With the cession of California to the United States following the Mexican-American War, the 1848 Treaty of Guadalupe Hidalgo provided that the land grants would be honored. As required by the Land Act of 1851, a claim for Rancho Las Positas was filed with the Public Land Commission in 1852, and the grant was patented to Livermore and Noriega in 1872.

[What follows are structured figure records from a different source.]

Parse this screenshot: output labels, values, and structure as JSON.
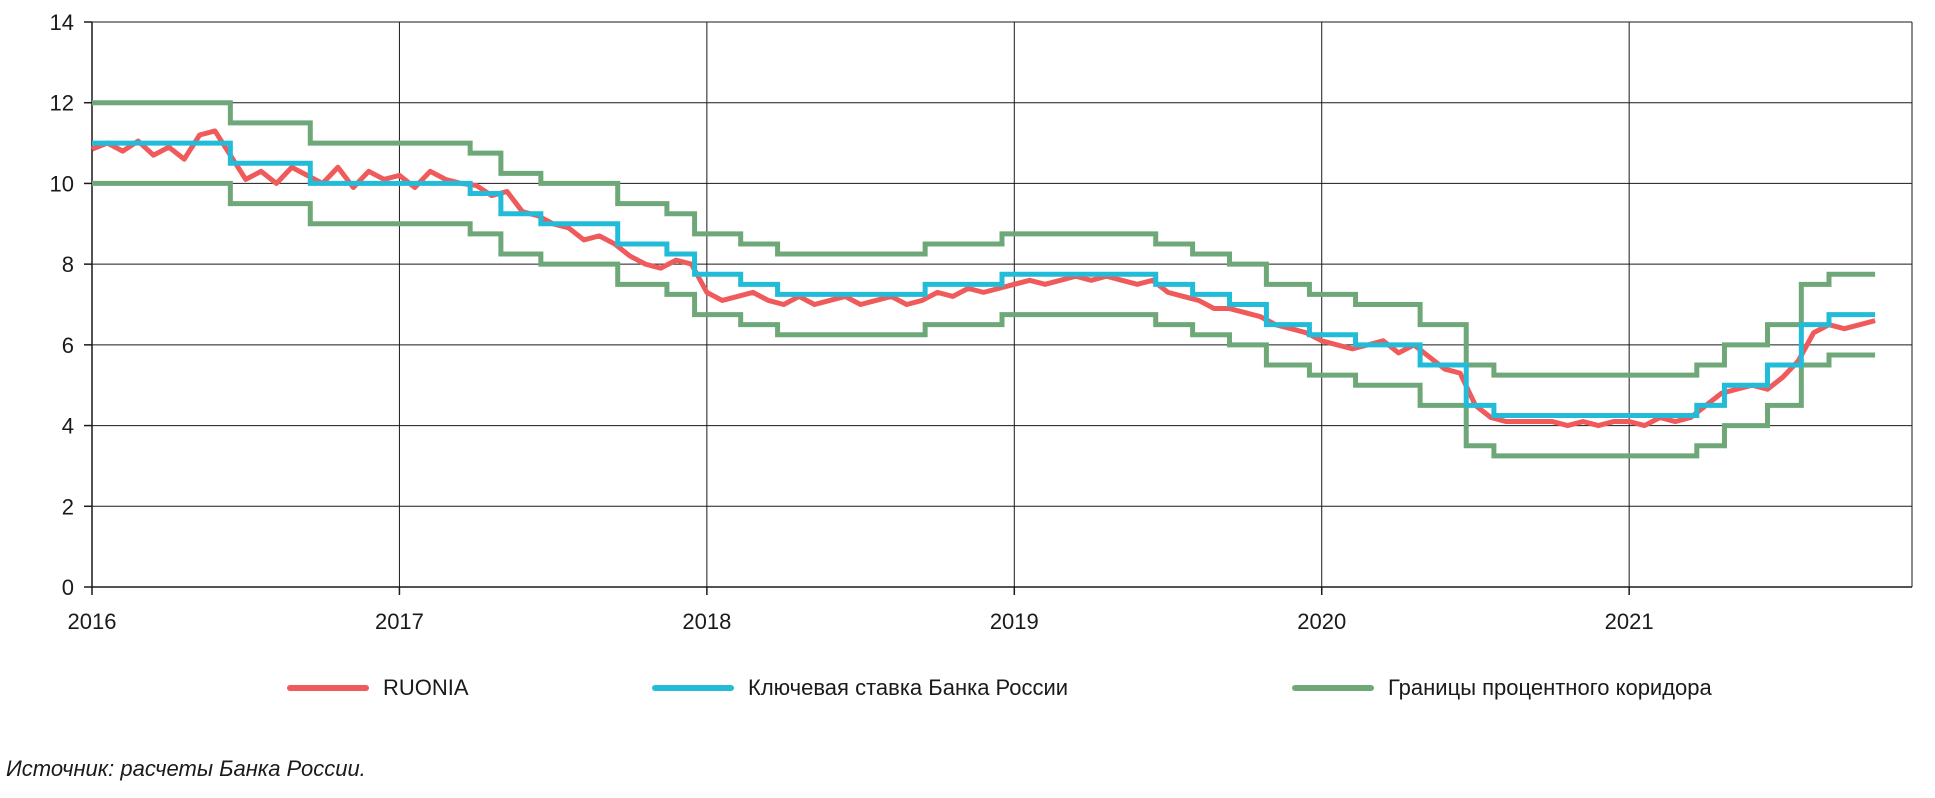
{
  "chart_data": {
    "type": "line",
    "xlabel": "",
    "ylabel": "",
    "xlim": [
      2016.0,
      2021.92
    ],
    "ylim": [
      0,
      14
    ],
    "y_ticks": [
      0,
      2,
      4,
      6,
      8,
      10,
      12,
      14
    ],
    "x_ticks": [
      2016,
      2017,
      2018,
      2019,
      2020,
      2021
    ],
    "x_tick_labels": [
      "2016",
      "2017",
      "2018",
      "2019",
      "2020",
      "2021"
    ],
    "grid": true,
    "legend_position": "bottom",
    "series": [
      {
        "name": "RUONIA",
        "color": "#f05a5a",
        "x": [
          2016.0,
          2016.05,
          2016.1,
          2016.15,
          2016.2,
          2016.25,
          2016.3,
          2016.35,
          2016.4,
          2016.45,
          2016.5,
          2016.55,
          2016.6,
          2016.65,
          2016.7,
          2016.75,
          2016.8,
          2016.85,
          2016.9,
          2016.95,
          2017.0,
          2017.05,
          2017.1,
          2017.15,
          2017.2,
          2017.25,
          2017.3,
          2017.35,
          2017.4,
          2017.45,
          2017.5,
          2017.55,
          2017.6,
          2017.65,
          2017.7,
          2017.75,
          2017.8,
          2017.85,
          2017.9,
          2017.95,
          2018.0,
          2018.05,
          2018.1,
          2018.15,
          2018.2,
          2018.25,
          2018.3,
          2018.35,
          2018.4,
          2018.45,
          2018.5,
          2018.55,
          2018.6,
          2018.65,
          2018.7,
          2018.75,
          2018.8,
          2018.85,
          2018.9,
          2018.95,
          2019.0,
          2019.05,
          2019.1,
          2019.15,
          2019.2,
          2019.25,
          2019.3,
          2019.35,
          2019.4,
          2019.45,
          2019.5,
          2019.55,
          2019.6,
          2019.65,
          2019.7,
          2019.75,
          2019.8,
          2019.85,
          2019.9,
          2019.95,
          2020.0,
          2020.05,
          2020.1,
          2020.15,
          2020.2,
          2020.25,
          2020.3,
          2020.35,
          2020.4,
          2020.45,
          2020.5,
          2020.55,
          2020.6,
          2020.65,
          2020.7,
          2020.75,
          2020.8,
          2020.85,
          2020.9,
          2020.95,
          2021.0,
          2021.05,
          2021.1,
          2021.15,
          2021.2,
          2021.25,
          2021.3,
          2021.35,
          2021.4,
          2021.45,
          2021.5,
          2021.55,
          2021.6,
          2021.65,
          2021.7,
          2021.75,
          2021.8
        ],
        "values": [
          10.85,
          11.0,
          10.8,
          11.05,
          10.7,
          10.9,
          10.6,
          11.2,
          11.3,
          10.7,
          10.1,
          10.3,
          10.0,
          10.4,
          10.2,
          10.0,
          10.4,
          9.9,
          10.3,
          10.1,
          10.2,
          9.9,
          10.3,
          10.1,
          10.0,
          9.95,
          9.7,
          9.8,
          9.3,
          9.2,
          9.0,
          8.9,
          8.6,
          8.7,
          8.5,
          8.2,
          8.0,
          7.9,
          8.1,
          8.0,
          7.3,
          7.1,
          7.2,
          7.3,
          7.1,
          7.0,
          7.2,
          7.0,
          7.1,
          7.2,
          7.0,
          7.1,
          7.2,
          7.0,
          7.1,
          7.3,
          7.2,
          7.4,
          7.3,
          7.4,
          7.5,
          7.6,
          7.5,
          7.6,
          7.7,
          7.6,
          7.7,
          7.6,
          7.5,
          7.6,
          7.3,
          7.2,
          7.1,
          6.9,
          6.9,
          6.8,
          6.7,
          6.5,
          6.4,
          6.3,
          6.1,
          6.0,
          5.9,
          6.0,
          6.1,
          5.8,
          6.0,
          5.7,
          5.4,
          5.3,
          4.5,
          4.2,
          4.1,
          4.1,
          4.1,
          4.1,
          4.0,
          4.1,
          4.0,
          4.1,
          4.1,
          4.0,
          4.2,
          4.1,
          4.2,
          4.5,
          4.8,
          4.9,
          5.0,
          4.9,
          5.2,
          5.6,
          6.3,
          6.5,
          6.4,
          6.5,
          6.6
        ]
      },
      {
        "name": "Ключевая ставка Банка России",
        "color": "#22bcd8",
        "step_x": [
          2016.0,
          2016.45,
          2016.71,
          2017.23,
          2017.33,
          2017.46,
          2017.71,
          2017.87,
          2017.96,
          2018.11,
          2018.23,
          2018.71,
          2018.96,
          2019.46,
          2019.58,
          2019.7,
          2019.82,
          2019.96,
          2020.11,
          2020.32,
          2020.47,
          2020.56,
          2021.22,
          2021.31,
          2021.45,
          2021.56,
          2021.65,
          2021.8
        ],
        "step_values": [
          11.0,
          10.5,
          10.0,
          9.75,
          9.25,
          9.0,
          8.5,
          8.25,
          7.75,
          7.5,
          7.25,
          7.5,
          7.75,
          7.5,
          7.25,
          7.0,
          6.5,
          6.25,
          6.0,
          5.5,
          4.5,
          4.25,
          4.5,
          5.0,
          5.5,
          6.5,
          6.75,
          6.75
        ]
      },
      {
        "name": "Границы процентного коридора",
        "color": "#6fa878",
        "step_x": [
          2016.0,
          2016.45,
          2016.71,
          2017.23,
          2017.33,
          2017.46,
          2017.71,
          2017.87,
          2017.96,
          2018.11,
          2018.23,
          2018.71,
          2018.96,
          2019.46,
          2019.58,
          2019.7,
          2019.82,
          2019.96,
          2020.11,
          2020.32,
          2020.47,
          2020.56,
          2021.22,
          2021.31,
          2021.45,
          2021.56,
          2021.65,
          2021.8
        ],
        "upper": [
          12.0,
          11.5,
          11.0,
          10.75,
          10.25,
          10.0,
          9.5,
          9.25,
          8.75,
          8.5,
          8.25,
          8.5,
          8.75,
          8.5,
          8.25,
          8.0,
          7.5,
          7.25,
          7.0,
          6.5,
          5.5,
          5.25,
          5.5,
          6.0,
          6.5,
          7.5,
          7.75,
          7.75
        ],
        "lower": [
          10.0,
          9.5,
          9.0,
          8.75,
          8.25,
          8.0,
          7.5,
          7.25,
          6.75,
          6.5,
          6.25,
          6.5,
          6.75,
          6.5,
          6.25,
          6.0,
          5.5,
          5.25,
          5.0,
          4.5,
          3.5,
          3.25,
          3.5,
          4.0,
          4.5,
          5.5,
          5.75,
          5.75
        ]
      }
    ],
    "legend": [
      "RUONIA",
      "Ключевая ставка Банка России",
      "Границы процентного коридора"
    ]
  },
  "source_note": "Источник: расчеты Банка России."
}
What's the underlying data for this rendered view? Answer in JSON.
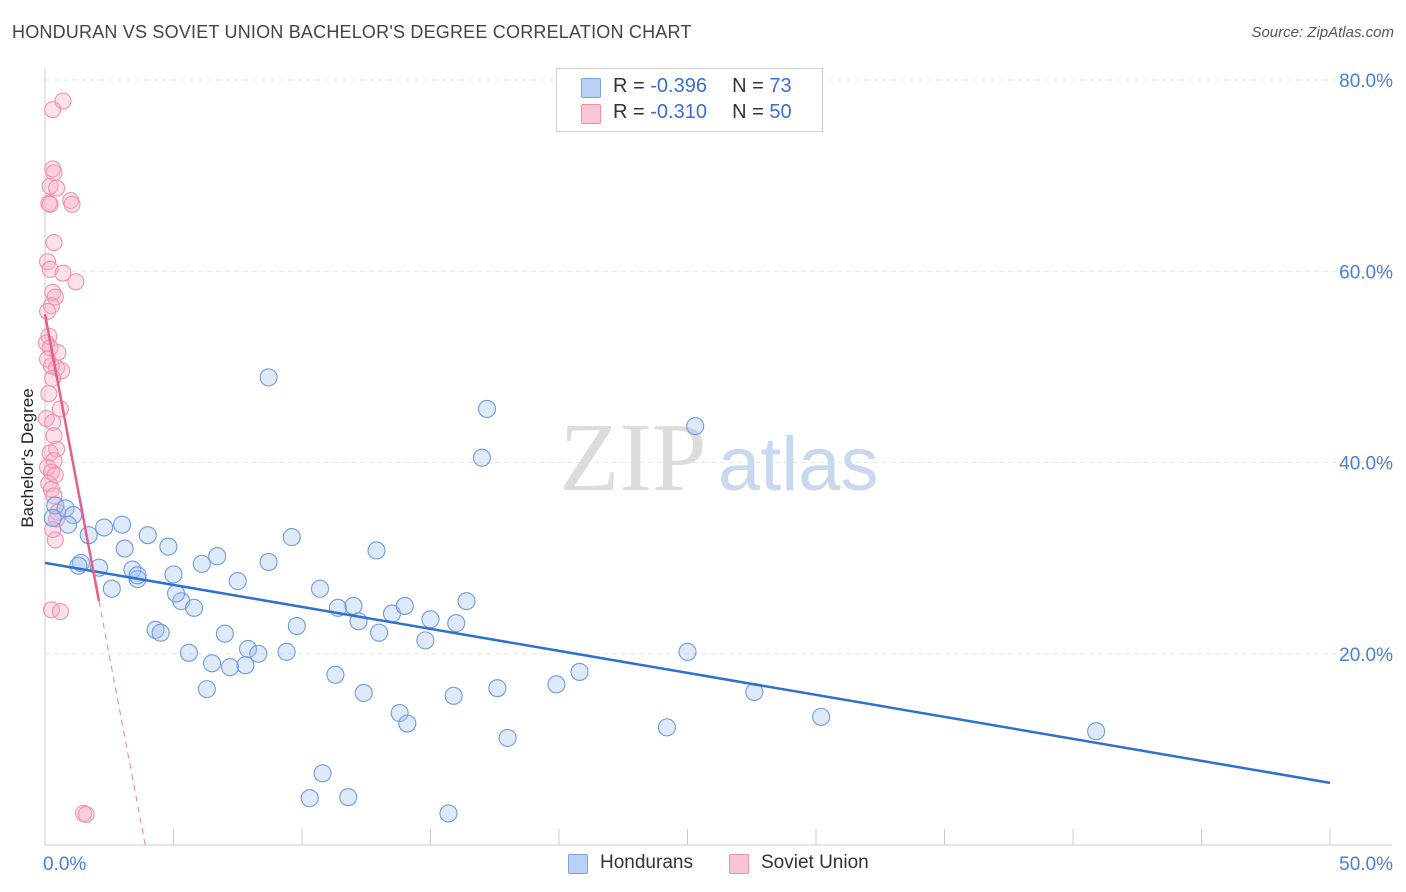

In 1847 José Noriega and Robert Livermore also purchased Rancho Canada de los Vaqueros to the north of Rancho Las Positas. In 1854, Livermore and Noriega came to an agreement to separate their properties. Livermore purchased Noriega's half of Rancho Las Positas and sold his half of Rancho Canada de los Vaqueros to Noreiga. But Livermore had already conveyed all his interest in Rancho Canada de los Vaqueros to his wife and children in 1852, of which fact Noriega was ignorant; so that the deed from Livermore to Noriega in fact conveyed nothing, inasmuch as Livermore had then no title to convey. This was the beginning of several lawsuits. When Livermore died in 1858, before the establishment of the town that bears his name, he left behind Josefa and eight children.

==Historic sites of the Rancho==
The first building on the ranch was an adobe on Las Positas Creek, and in 1849 a two-story house was added; it was the first wooden building in the valley.